Margaret D. Davis, Performance Consultant, Hile Group
Critical Components for Your Pandemic Playbook
One of the best things we can do in the face of the uncertainty during COVID-19 is learn. This crisis requires us all to be adaptive, transformative, and resilient. It forces us to look beyond the basics of handwashing and disinfectants to the foundations of safety culture.
While following current CDC guidelines, here are some additional strategies to ensure your Pandemic Playbook keeps you in the game:
- Monitor your data and communicate it often. To keep the realities of the virus top of mind for temporary employees to executive management, keep apprised of local updates and adjust protocols accordingly. Sharing data like the number of confirmed positive and negative cases in the company, successful contact tracing and self-quarantine numbers, and anticipated impacts on work schedules and operations are imperative to help keep the rumor mill at bay and put people’s minds at ease.
- Regularly audit the COVID-19-related systems you’ve put into place. Accessible, maintained, and audited fixes and systems will give people the confidence to trust that the measures in place are merited.
- Establish a point person for employees to communicate with. To understand the continuous information (and misinformation) presented, employees need access and permission to ask questions of a real person. As we’re inundated with COVID-related news, emails, memos, and articles, never underestimate the power of connecting people to a trusted company representative for voice to voice communication.
- Focus on work results, not the time it takes to complete. It’s ill-advised to let external production pressures set your pace. This is true under normal circumstances, but even more so in the current COVID-19 climate. Social distancing and face coverings are likely to be the first things to go out the window if employees are struggling to meet deadlines.
- Adopt the mantra of “Let’s not take it home, so let’s not take it to work, either!” It just takes one person to person contact outside of work to take down a crew. As we’re developing a new set of social distance and sanitation habits, make a commitment to reinforce these behaviors for yourself and everyone around you 24-7. While you can’t control what people do outside of work, you can influence their actions by providing the tools to make smart, safe, and healthy choices in and outside of work.
- Structure facilities into cohorts. It’s inevitable that the virus will reach your workplace. Keeping your facilities organized into strategic groups will help you trace sources of potential exposure/risk. This will help you avoid system-wide shutdowns when an employee tests positive and can’t remember who they’ve made contact with or where they’ve been in the days prior to their diagnosis.
- Encourage field-driven adaptations that could potentially become lasting systems improvements. Who better to find innovative ways to socially distance, wear face coverings in the heat, and plan work safely than the people required to follow the guidelines?
- Capture lessons learned. Systems thinking you do now will improve your ability to weather the next storm. Document the framework you have developed to mitigate COVID-19 so you’ll have something to work from in the event of future pandemics. Ensure your business continuity plans allow for no single point of failure, especially in your supply chain.

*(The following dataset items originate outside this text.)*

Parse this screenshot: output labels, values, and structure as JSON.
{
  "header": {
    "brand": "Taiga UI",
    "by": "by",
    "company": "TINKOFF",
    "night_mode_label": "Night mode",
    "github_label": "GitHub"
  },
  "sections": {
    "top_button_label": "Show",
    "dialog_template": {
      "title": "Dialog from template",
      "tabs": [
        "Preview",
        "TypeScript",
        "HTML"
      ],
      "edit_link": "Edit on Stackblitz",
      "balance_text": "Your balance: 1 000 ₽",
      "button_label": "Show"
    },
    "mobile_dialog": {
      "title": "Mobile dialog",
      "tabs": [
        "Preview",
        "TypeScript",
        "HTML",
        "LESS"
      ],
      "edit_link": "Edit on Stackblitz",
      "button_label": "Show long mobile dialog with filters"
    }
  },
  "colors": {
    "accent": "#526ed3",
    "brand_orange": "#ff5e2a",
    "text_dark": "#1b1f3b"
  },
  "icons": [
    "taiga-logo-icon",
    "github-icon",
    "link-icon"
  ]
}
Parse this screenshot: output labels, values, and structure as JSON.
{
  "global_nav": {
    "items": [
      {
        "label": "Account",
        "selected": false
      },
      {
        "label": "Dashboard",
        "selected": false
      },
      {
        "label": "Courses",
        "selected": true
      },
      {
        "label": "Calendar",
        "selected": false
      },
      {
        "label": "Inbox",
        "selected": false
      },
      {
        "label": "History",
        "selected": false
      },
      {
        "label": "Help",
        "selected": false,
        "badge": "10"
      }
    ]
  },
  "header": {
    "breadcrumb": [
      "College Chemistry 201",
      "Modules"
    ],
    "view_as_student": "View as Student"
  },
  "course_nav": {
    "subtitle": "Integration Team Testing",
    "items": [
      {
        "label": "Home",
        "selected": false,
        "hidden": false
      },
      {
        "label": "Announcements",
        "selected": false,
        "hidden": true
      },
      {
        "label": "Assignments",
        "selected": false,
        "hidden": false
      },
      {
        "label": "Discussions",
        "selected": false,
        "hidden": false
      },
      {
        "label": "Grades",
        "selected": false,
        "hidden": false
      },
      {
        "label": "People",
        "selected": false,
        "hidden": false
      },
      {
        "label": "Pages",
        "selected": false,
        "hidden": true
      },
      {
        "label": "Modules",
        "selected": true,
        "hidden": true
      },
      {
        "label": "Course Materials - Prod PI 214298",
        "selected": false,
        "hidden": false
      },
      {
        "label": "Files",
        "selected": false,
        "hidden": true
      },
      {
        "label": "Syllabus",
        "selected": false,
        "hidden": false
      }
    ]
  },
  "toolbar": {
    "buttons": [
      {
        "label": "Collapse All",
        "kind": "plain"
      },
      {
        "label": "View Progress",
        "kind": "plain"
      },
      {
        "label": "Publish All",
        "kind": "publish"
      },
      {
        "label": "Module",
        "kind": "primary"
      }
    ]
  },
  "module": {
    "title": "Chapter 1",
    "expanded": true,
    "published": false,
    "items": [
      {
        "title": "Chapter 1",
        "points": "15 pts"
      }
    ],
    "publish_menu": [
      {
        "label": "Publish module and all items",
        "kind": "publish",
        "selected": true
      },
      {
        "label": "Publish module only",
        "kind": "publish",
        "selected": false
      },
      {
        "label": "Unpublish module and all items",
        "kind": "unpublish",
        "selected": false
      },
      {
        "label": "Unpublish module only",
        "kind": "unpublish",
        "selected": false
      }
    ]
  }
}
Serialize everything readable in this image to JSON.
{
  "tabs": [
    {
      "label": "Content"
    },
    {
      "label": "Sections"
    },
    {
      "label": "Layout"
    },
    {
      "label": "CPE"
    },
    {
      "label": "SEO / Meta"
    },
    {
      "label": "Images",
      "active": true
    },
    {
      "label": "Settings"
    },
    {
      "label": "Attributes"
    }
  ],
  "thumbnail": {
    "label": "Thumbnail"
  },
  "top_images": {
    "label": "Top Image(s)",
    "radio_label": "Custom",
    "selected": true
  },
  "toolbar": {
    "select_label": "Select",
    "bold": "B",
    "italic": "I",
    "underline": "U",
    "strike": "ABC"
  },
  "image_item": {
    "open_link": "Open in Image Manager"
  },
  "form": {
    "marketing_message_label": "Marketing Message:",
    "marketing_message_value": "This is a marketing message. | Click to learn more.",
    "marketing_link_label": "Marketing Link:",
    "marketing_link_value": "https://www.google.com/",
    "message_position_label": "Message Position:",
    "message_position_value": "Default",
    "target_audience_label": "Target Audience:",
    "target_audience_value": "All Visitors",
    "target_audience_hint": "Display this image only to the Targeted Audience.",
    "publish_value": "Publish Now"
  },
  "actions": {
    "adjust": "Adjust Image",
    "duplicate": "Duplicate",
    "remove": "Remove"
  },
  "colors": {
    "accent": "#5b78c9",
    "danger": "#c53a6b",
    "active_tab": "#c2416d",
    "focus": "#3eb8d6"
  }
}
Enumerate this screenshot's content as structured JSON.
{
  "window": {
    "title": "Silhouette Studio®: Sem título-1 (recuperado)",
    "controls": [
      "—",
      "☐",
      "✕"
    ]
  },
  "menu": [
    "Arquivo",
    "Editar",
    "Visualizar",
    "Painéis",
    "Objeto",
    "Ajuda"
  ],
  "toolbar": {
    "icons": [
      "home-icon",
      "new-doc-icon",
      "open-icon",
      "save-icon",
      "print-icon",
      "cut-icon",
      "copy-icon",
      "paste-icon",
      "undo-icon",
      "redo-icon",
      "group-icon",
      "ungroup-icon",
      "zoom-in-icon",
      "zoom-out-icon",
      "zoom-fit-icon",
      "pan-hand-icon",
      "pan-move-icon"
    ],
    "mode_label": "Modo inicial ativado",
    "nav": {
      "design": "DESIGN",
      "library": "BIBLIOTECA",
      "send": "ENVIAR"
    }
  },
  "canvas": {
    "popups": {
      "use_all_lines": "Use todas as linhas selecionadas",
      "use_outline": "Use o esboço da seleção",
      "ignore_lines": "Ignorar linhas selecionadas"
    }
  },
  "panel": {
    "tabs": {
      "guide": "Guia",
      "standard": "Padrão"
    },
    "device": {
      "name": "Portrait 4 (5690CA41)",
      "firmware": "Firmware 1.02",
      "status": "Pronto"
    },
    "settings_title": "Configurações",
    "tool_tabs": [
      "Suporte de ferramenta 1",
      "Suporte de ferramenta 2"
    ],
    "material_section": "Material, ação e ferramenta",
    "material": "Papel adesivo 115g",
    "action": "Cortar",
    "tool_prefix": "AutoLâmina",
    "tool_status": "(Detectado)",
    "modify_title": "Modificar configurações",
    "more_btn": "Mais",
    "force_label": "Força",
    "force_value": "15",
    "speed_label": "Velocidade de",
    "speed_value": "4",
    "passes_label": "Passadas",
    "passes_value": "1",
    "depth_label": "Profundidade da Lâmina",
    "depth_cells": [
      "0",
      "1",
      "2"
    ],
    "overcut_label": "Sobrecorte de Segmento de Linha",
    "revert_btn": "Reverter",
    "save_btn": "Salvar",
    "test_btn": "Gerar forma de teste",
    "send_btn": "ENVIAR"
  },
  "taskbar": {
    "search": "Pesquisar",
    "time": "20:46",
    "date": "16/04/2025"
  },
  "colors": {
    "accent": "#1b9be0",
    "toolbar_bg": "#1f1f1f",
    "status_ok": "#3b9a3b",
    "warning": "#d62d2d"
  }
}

Among our safety culture partners we see pandemic response plans full of powerful anticipation, preparation, and full-on associate engagement. When the next crisis comes, it will be clear who took advantage of the opportunity for action learning. Don’t just plan—strategize so that you’re able to survive and thrive in the most important game any of us will ever play in.
About the Author
A west Texas native having never met a stranger, Margaret Davis possesses an intuitive understanding of the role people play in any endeavor. As a Senior Performance Consultant at Hile Group, she specializes in safety engagement and continuous learning. Known for her accessible, hands-on approach, Margaret is motivated by the knowledge that her work with Hile Group’s partners catalyzes tangible, quantifiable change. She takes pride in driving down incident rates, knowing that what you see in the data translates to safer, more productive conditions on the ground.
Her extensive experience in human resources management coupled with her deep knowledge of the construction and marine industries positions Margaret as a powerful partner in promoting safe work practices, improving operations, and launching initiatives that link safety improvement with leadership development. With her unique understanding of the connection between people and organizational systems, Margaret helps companies revitalize once successful safety efforts and push through plateaus.